Is the Supreme Court going to support the EPA in cross-state air pollution?
posted at 4:21 pm on December 10, 2013 by Erika Johnsen
The Environmental Protection Agency had its day in court today — which was merely one of the many before the highest court in the land this administration’s top environmental regulator has already had — this time arguing that the “good neighbor” provision of the Clean Air Act bestows them with the authority to selectively regulate the emissions of certain states that interfere with any downwind states’ ability to meet the allowed allotments for various pollutants. The biggest application of the provision, officially known as the Cross State Air Pollution Rule, would be in forcing states that produce more coal pollution to cap their emissions — and the two major options for reducing those emissions are either retrofitting power plants with costly pollution control technology, or shutting ‘em down completely.

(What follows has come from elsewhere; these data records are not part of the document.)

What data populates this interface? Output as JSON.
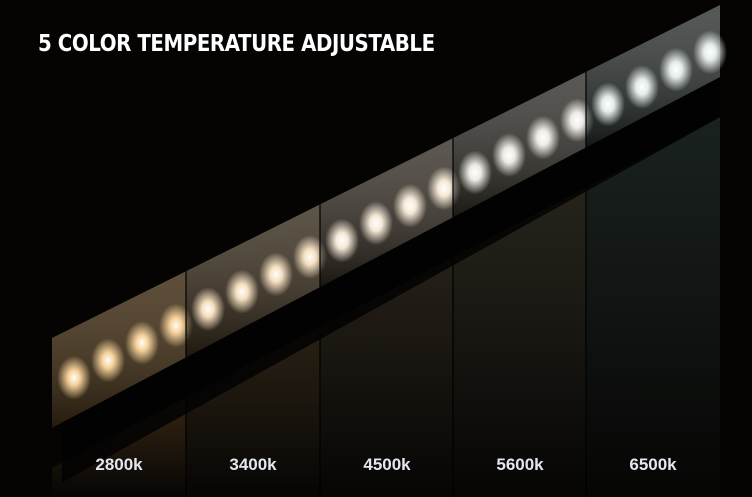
{
  "title": "5 COLOR TEMPERATURE ADJUSTABLE",
  "sections": [
    {
      "label": "2800k",
      "led_color": "#ffd9a0",
      "wall_color": "#3a2914"
    },
    {
      "label": "3400k",
      "led_color": "#ffe8c8",
      "wall_color": "#2e2416"
    },
    {
      "label": "4500k",
      "led_color": "#fff2e0",
      "wall_color": "#29231a"
    },
    {
      "label": "5600k",
      "led_color": "#f6f4ee",
      "wall_color": "#2a271e"
    },
    {
      "label": "6500k",
      "led_color": "#eef6f4",
      "wall_color": "#1c2522"
    }
  ]
}
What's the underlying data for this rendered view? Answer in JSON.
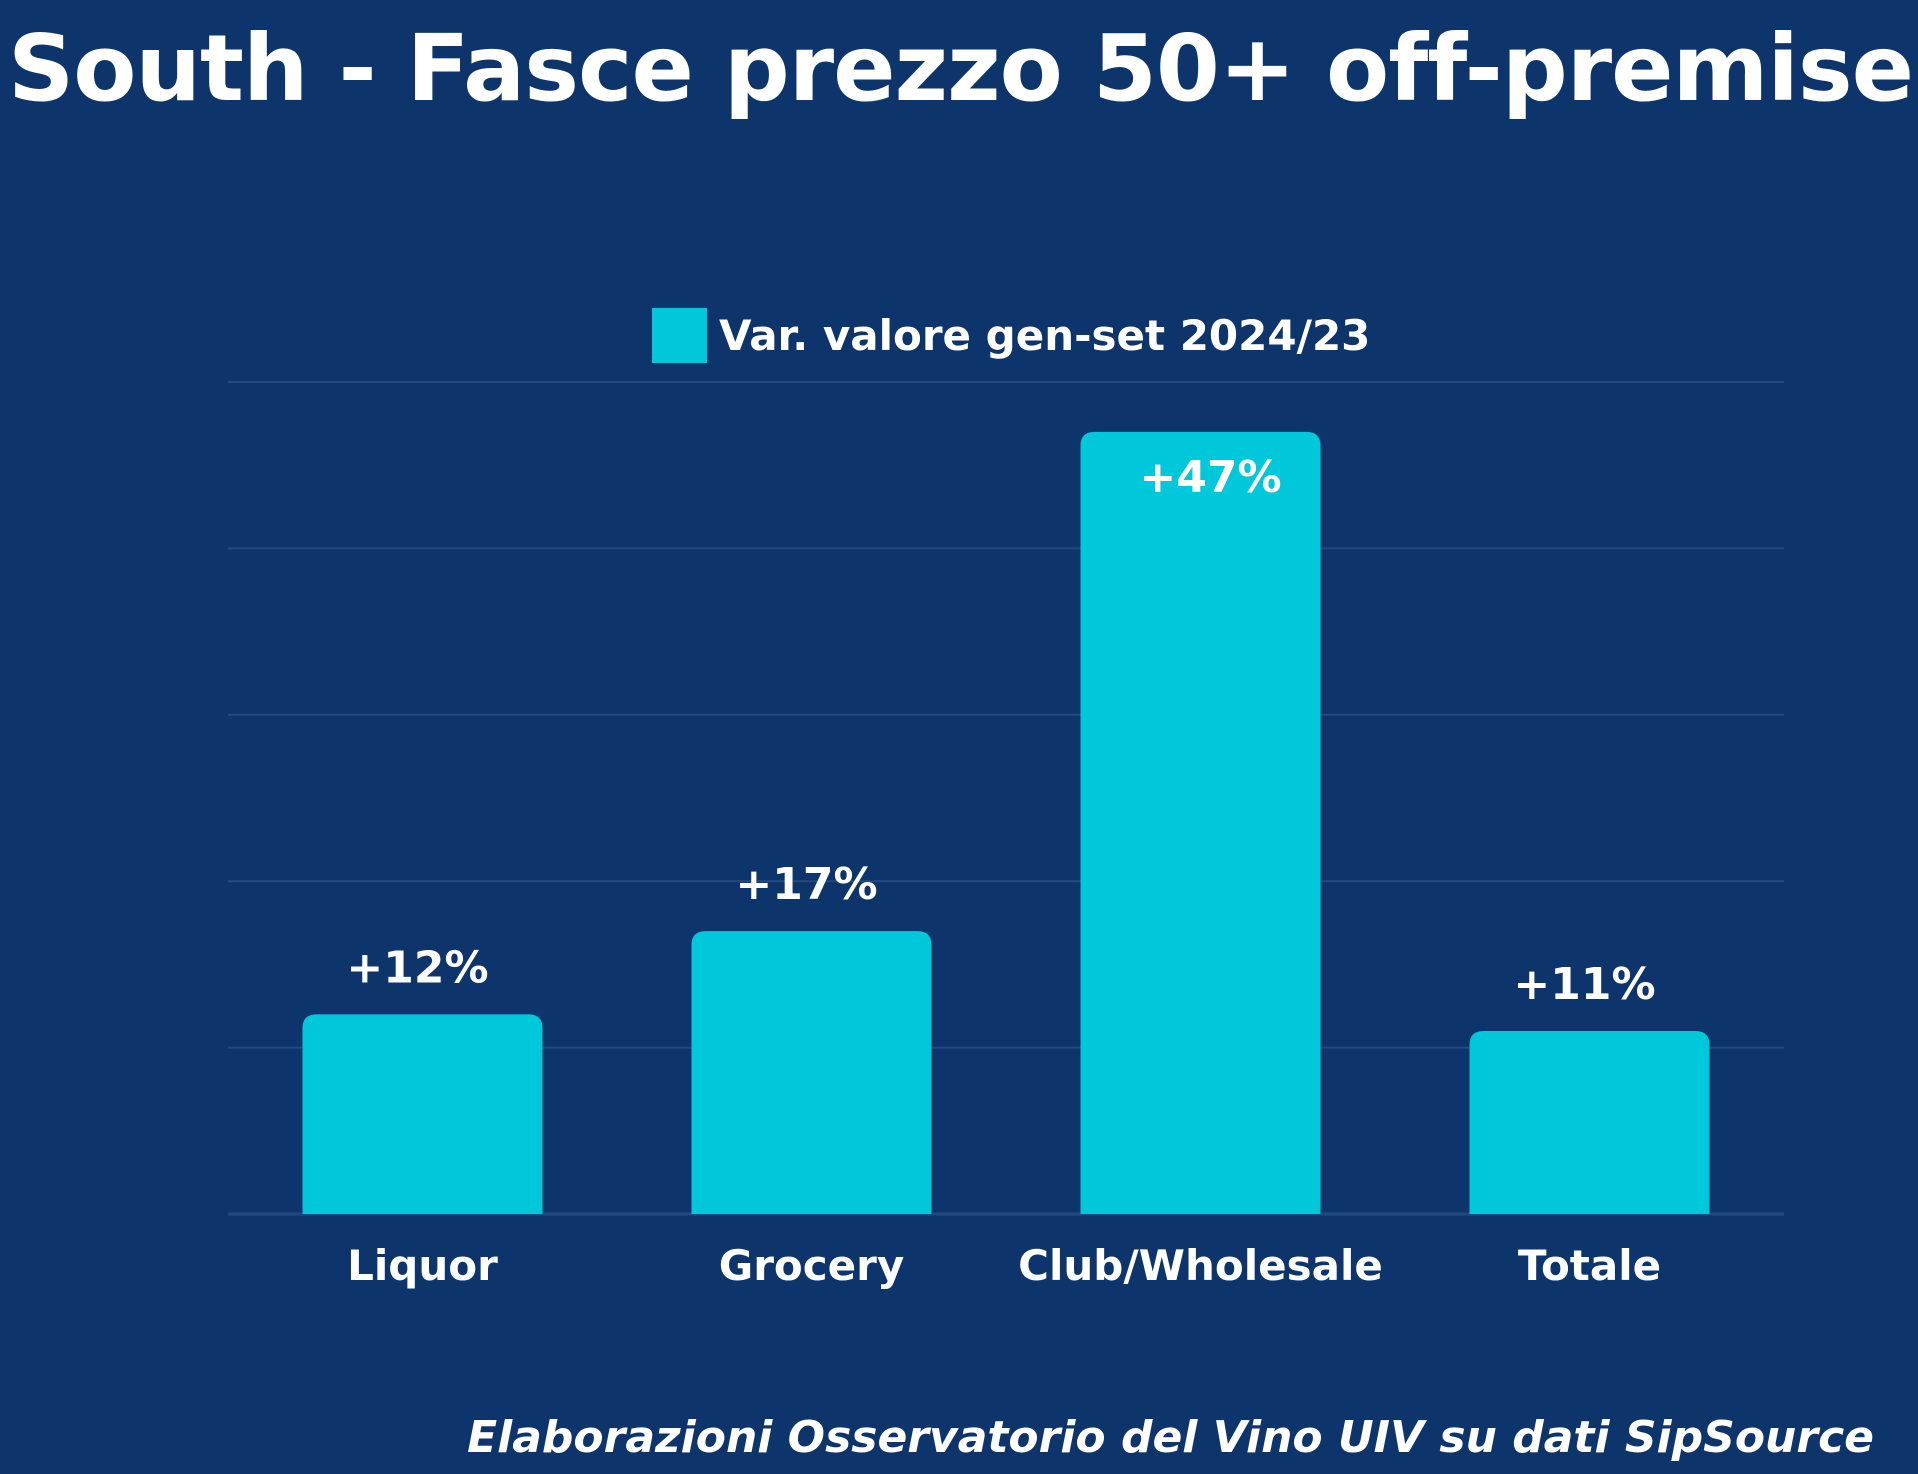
{
  "chart_data": {
    "type": "bar",
    "title": "South - Fasce prezzo 50+ off-premise",
    "categories": [
      "Liquor",
      "Grocery",
      "Club/Wholesale",
      "Totale"
    ],
    "series": [
      {
        "name": "Var. valore gen-set 2024/23",
        "values": [
          12,
          17,
          47,
          11
        ],
        "labels": [
          "+12%",
          "+17%",
          "+47%",
          "+11%"
        ],
        "color": "#00c8db"
      }
    ],
    "ylim": [
      0,
      50
    ],
    "grid": true,
    "legend": "top-center",
    "xlabel": "",
    "ylabel": ""
  },
  "source": "Elaborazioni Osservatorio del Vino UIV su dati SipSource",
  "colors": {
    "background": "#0d356c",
    "bar": "#00c8db",
    "gridline": "#234a80",
    "text": "#ffffff"
  }
}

On Monday, eight Northeastern governors (all of which are Democrats) submitted a petition to the EPA urging them to double down on the harsher air regulations for nine Rust Belt and Appalachian states, via the NYT:
The East Coast states, including New York and Connecticut, have for more than 15 years been subject to stricter air pollution requirements than many other parts of the country. Their governors have long criticized the Appalachian and Rust Belt states, including Ohio, Kentucky and Michigan, for their more lenient rules on pollution from coal-fired power plants, factories and tailpipes — allowing those economies to profit from cheap energy while their belched soot and smog are carried on the prevailing winds that blow across the United States. …
In the case before the Supreme Court, the E.P.A. argues that the cross-state air rule, which it is required to issue under the Clean Air Act of 1990, is necessary to protect the health and environment of downwind states. The utilities and 15 states on the other side argue that the rule, as written by the Obama administration E.P.A., gives the agency too much regulatory authority and places an unfair economic burden on the states.
Regardless of how the Supreme Court rules, the petitioning governors are pushing for stronger constraints on their southern neighbors — and if the oral arguments in court today were any indication, it looks like they and the EPA might get a judicial blessing on the expanded authority they’re seeking. SCOTUSBlog breaks it down:
At issue is how the EPA can carry out the task assigned by Congress of making sure that states which generate pollution that then impairs the quality of air for their neighbors can be held accountable and made to do something about it. As the Court explored that issue, it became increasingly apparent that the Justices appreciated that, because it is not possible to blame State A or State B in precise portions for endangering the environment in State C or State D, maybe the EPA should be allowed a healthy amount of discretion to devise a plan. …
A group of upwind states that object to the EPA’s approach complains that it has no authority to impose such obligations on a state without first giving each state both notice of its share of blame and a chance to devise control strategies on their own. Texas’s state solicitor general, Jonathan F. Mitchell, put that argument before the Court.
But a group of private firms, mainly power companies, along with a labor union, complains that the Clean Air Act nowhere gives the EPA the authority to devise a cost-based method of calculating state control obligations, because that makes some states responsible for more than their share of transported pollution. Washington attorney Peter Keisler offered that argument to the Justices.
And the EPA being “allowed a healthy amount of discretion” almost never bodes well. Most of the justices evidently appreciated the difficulty that the EPA faces in really pinning down precise pollution patterns and various contributions from each state and that reverting to wider, more flexible federal authority by allowing them to interpret the rules themselves would be the path of least resistance — but this is only one of the many ways in which the EPA has lately been gunning to assign an increasing amount of increasingly ill-defined authority to itself and then wielding it in true big-government-zealotry fashion. They’re in process of trying to do much the same thing with the Clean Water Act, and this “good neighbor” provision will come in mighty handy in helping the Obama administration to further their crackdown on coal through whatever arbitrary and non-transparent methods they please.